Et pour terminer, bien que la ligue soit parvenue à se donner une solide image comme nous l’expliquions ci-dessus, elle souffre toutefois de son absence dans les médias sportifs, notamment les grandes chaînes spécialisées que sont les TSN/RDS, Sportsnet et TVA Sports. Heureusement, la ligue est parvenue à une entente pour diffuser des matchs (dont la finale) à CBC, mais il reste énormément de travail à faire pour s’intégrer au paysage sportif canadien, ne serait-ce que par écrit, sur les sites des médias mentionnés ci-dessus.
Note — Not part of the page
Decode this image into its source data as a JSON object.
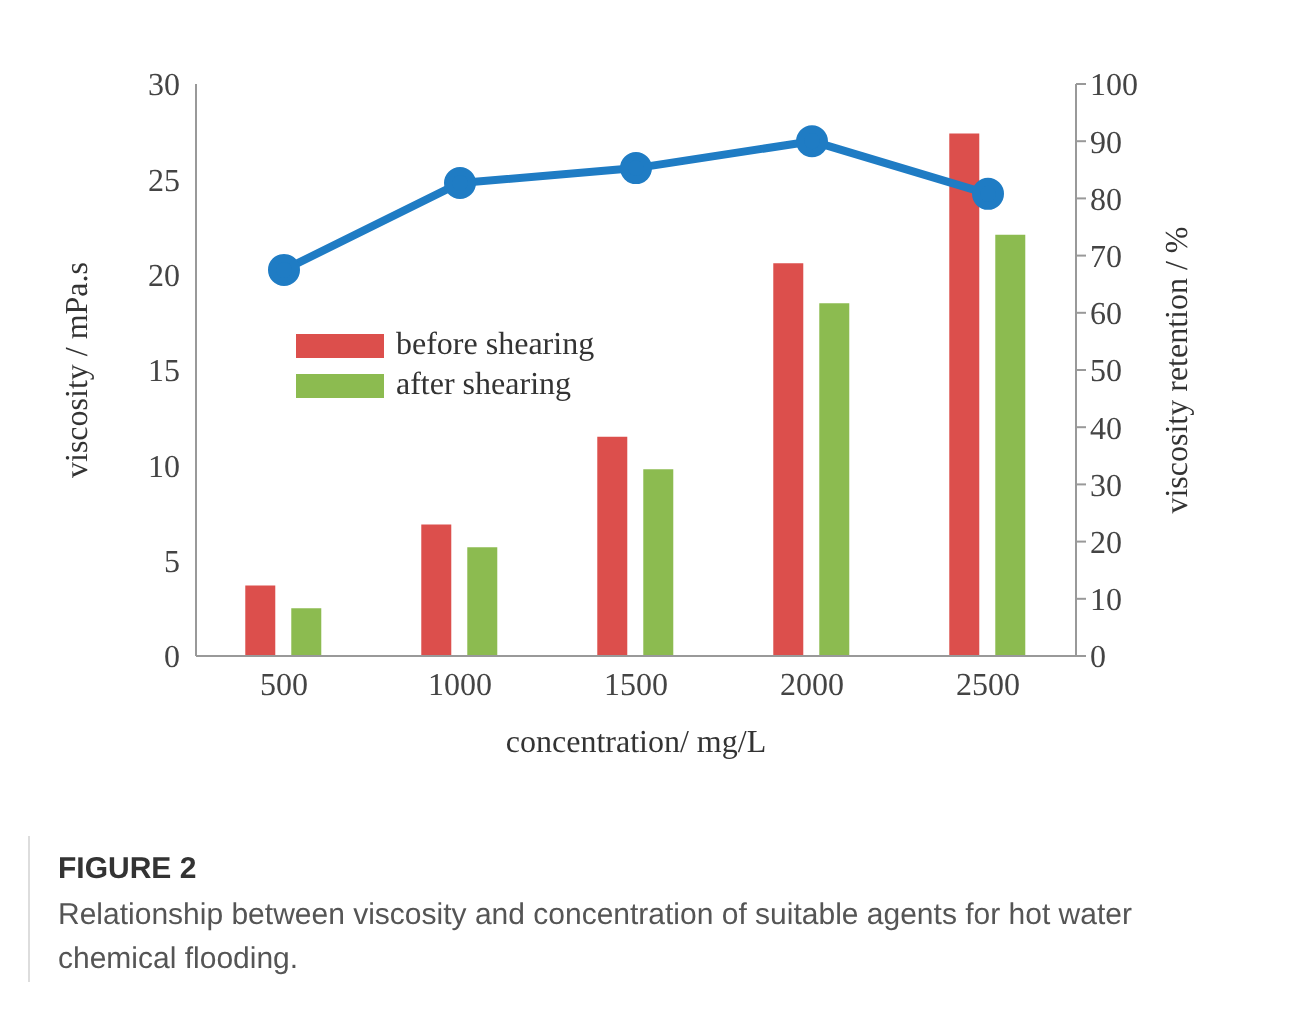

Comment est-il possible que TSN propose un onglet Bundesliga sur son site, mais ne présente aucun contenu sur la PLC? Il faut abattre les murs.

Bref, l’an 1 de la Première ligue canadienne est une réussite et l’avenir est largement prometteur, et le mélange d’ambition et de prudence qui transparaît actuellement est de bon augure pour la suite des choses. S’il reste de dures batailles à livrer, il ne faut toutefois pas perdre de vue que le Canada a fait un pas de géant dans le monde du soccer au cours des derniers mois. Ce n’est pas parfait, mais c’est à nous, c’est divertissant et l’avenir s’annonce passionnant. Avec ou sans équipe au Québec.